Extension modules are shared between (sub-)interpreters as follows: the first time a particular extension is imported, it is initialized normally, and a (shallow) copy of its module's dictionary is squirreled away. When the same extension is imported by another (sub-)interpreter, a new module is initialized and filled with the contents of this copy; the extension's init function is not called. Note that this is different from what happens when an extension is imported after the interpreter has been completely re-initialized by calling Py_Finalize() and Py_Initialize(); in that case, the extension's initmodule function is called again.

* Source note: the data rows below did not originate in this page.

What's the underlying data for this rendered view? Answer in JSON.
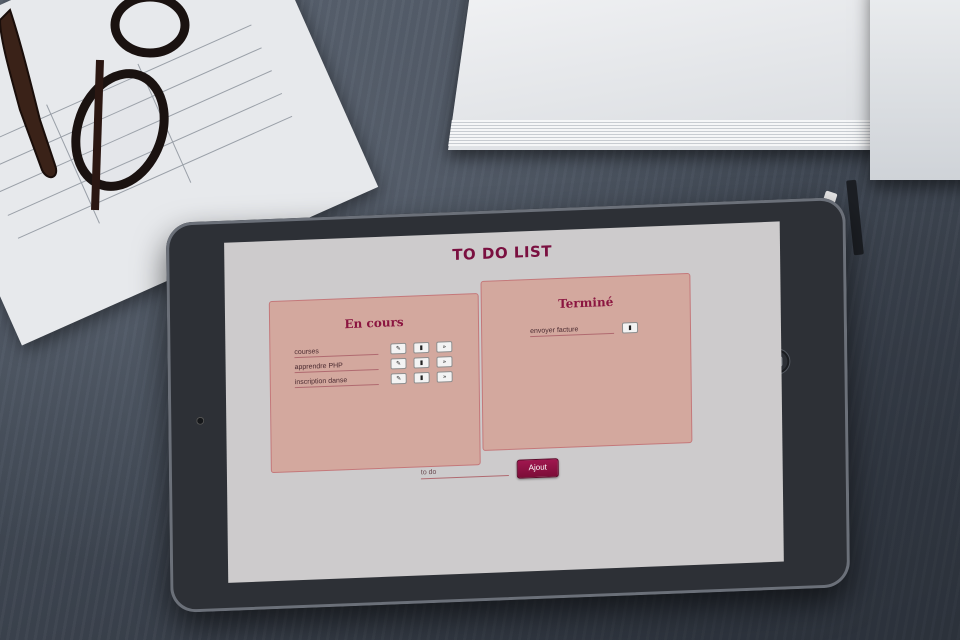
{
  "app": {
    "title": "TO DO LIST"
  },
  "in_progress": {
    "title": "En cours",
    "tasks": [
      {
        "label": "courses"
      },
      {
        "label": "apprendre PHP"
      },
      {
        "label": "inscription danse"
      }
    ]
  },
  "done": {
    "title": "Terminé",
    "tasks": [
      {
        "label": "envoyer facture"
      }
    ]
  },
  "icons": {
    "edit": "edit-icon",
    "delete": "trash-icon",
    "move": "double-chevron-right-icon"
  },
  "glyphs": {
    "edit": "✎",
    "delete": "▮",
    "move": "»"
  },
  "new_task": {
    "placeholder": "to do",
    "value": ""
  },
  "add_button": {
    "label": "Ajout"
  },
  "colors": {
    "accent": "#7a1040",
    "panel": "#d3a89e",
    "button": "#8f1244",
    "screen": "#cdcbcc"
  }
}
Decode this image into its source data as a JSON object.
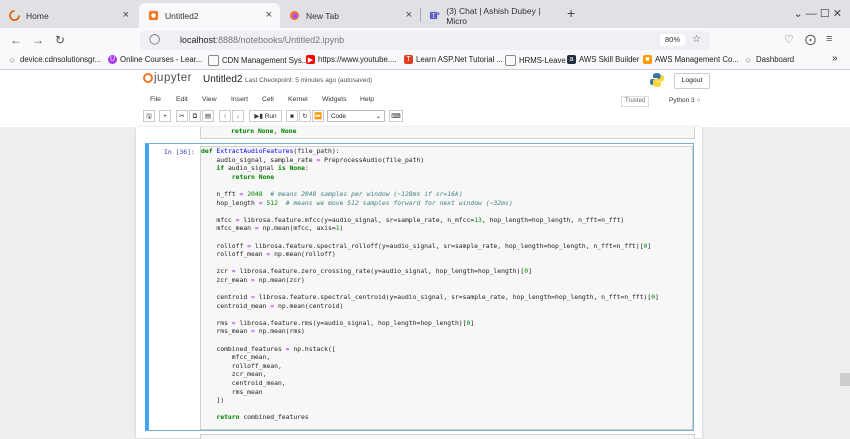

Bugs and caveats include: Because sub-interpreters (and the main interpreter) are part of the same process, the insulation between them isn't perfect—for example, using low-level file operations like os.close(), they can (accidentally or maliciously) affect each other's open files. Because of the way extensions are shared between (sub-)interpreters, some extensions might not work properly; this is especially likely when the extension makes use of (static) global variables, or when the extension manipulates its module's dictionary after its initialization. It is possible to insert objects created in one sub-interpreter into a namespace of another sub-interpreter; this should be done with great care to avoid sharing user-defined functions, methods, instances or classes between sub-interpreters because import operations executed by such objects might affect the wrong (sub-)interpreter's dictionary of loaded modules.

Note

This is a hard-to-fix bug that will be addressed in a future release.



					
void Py_EndInterpreter(PyThreadState *tstate)

				

Destroys the (sub-)interpreter represented by the given thread state. The given thread state must be the current thread state. See the discussion of thread states later. When the call returns, the current thread state is NULL. All thread states associated with this interpreter are destroyed. (The global interpreter lock must be held before calling this function and is still held when it returns.) Py_Finalize() will destroy all sub- interpreters that haven't been explicitly destroyed at that point.

					
void Py_SetProgramName(char *name)

				

This function should be called before Py_Initialize() is called for the first time, if it is called at all. It tells the interpreter the value of the argv[0] argument to the main() function of the program. This is used by Py_GetPath() and some other following functions to find the Python runtime libraries relative to the interpreter executable. The default value is python. The argument should point to a zero-terminated character string in static storage whose contents will not change for the duration of the program's execution. No code in the Python interpreter will change the contents of this storage.

					
char* Py_GetProgramName()

				

Returns the program name set with Py_SetProgramName(), or the default. The returned string points into static storage; the caller should not modify its value.

					
char* Py_GetPrefix()

				

Returns the prefix for installed platform-independent files. This is derived through a number of complicated rules from the program name set with Py_SetProgramName() and some environment variables; for example, if the program name is "/usr/local/bin/python", the prefix is "/usr/local". The returned string points into static storage; the caller should not modify its value. This corresponds to the prefix variable in the top-level Makefile and the --prefix argument to the configure script at build time. The value is available to Python code as sys.prefix. It is only useful on UNIX. See also the next function.

					
char* Py_GetExecPrefix()

				

Returns the exec-prefix for installed platform-dependent files. This is derived through a number of complicated rules from the program name set with Py_SetProgramName() and some environment variables; for example, if the program name is "/usr/local/bin/python", the exec-prefix is "/usr/local". The returned string points into static storage; the caller should not modify its value. This corresponds to the exec_prefix variable in the top-level Makefile and the --exec_prefix argument to the configure script at build time. The value is available to Python code as sys.exec_prefix. It is only useful on UNIX.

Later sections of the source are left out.